WE have measured values of the fracture surface energy (γ) at + 20° C of a sample of high molecular weight poly(methyl methacrylate) sheet (‘Perspex’, manufactured by Imperial Chemical Industries, Ltd., Plastics Division). In order to measure γ over a wide range of crack propagation velocities (ċ), we used three different experimental techniques: (1) A modification of the static loading method described by Van den Boogaart and Turner1 in which the crack length was measured as a function of time. From the results it was possible to deduce the relation between γ and ċ by assuming a value for Young's modulus (E = 2.85 × 1010 dynes/cm2).

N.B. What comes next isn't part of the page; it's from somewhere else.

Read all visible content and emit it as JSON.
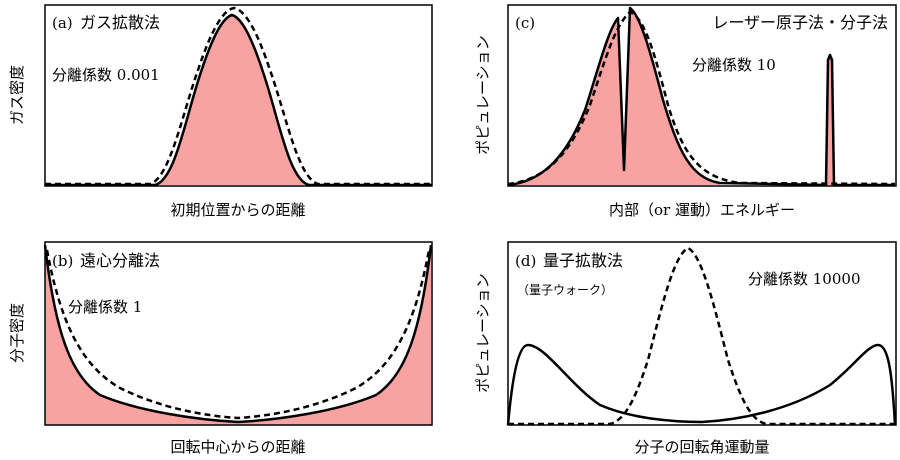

This technique covered the range of velocities from comparatively slow rates (≃ 10−4 cm/sec) up to about 1 cm/sec. Beyond this the crack propagation rate increased rapidly and the specimen failed catastrophically. (2) A modification of the cleavage technique described by Broutman and McGarry2 which produced controlled crack growth at various lead screw speeds. (3) Charpy impact tests on sharply notched specimens. γ was taken as the ratio of the energy to break to the area of the new surfaces created during crack growth. Although ċ was not measured accurately, it is between the pendulum velocity at the point of impact (240 cm/sec) and tho maximum possible crack propagation velocity (∼ 105 cm/sec). Thus it is substantially higher than in the other experiments.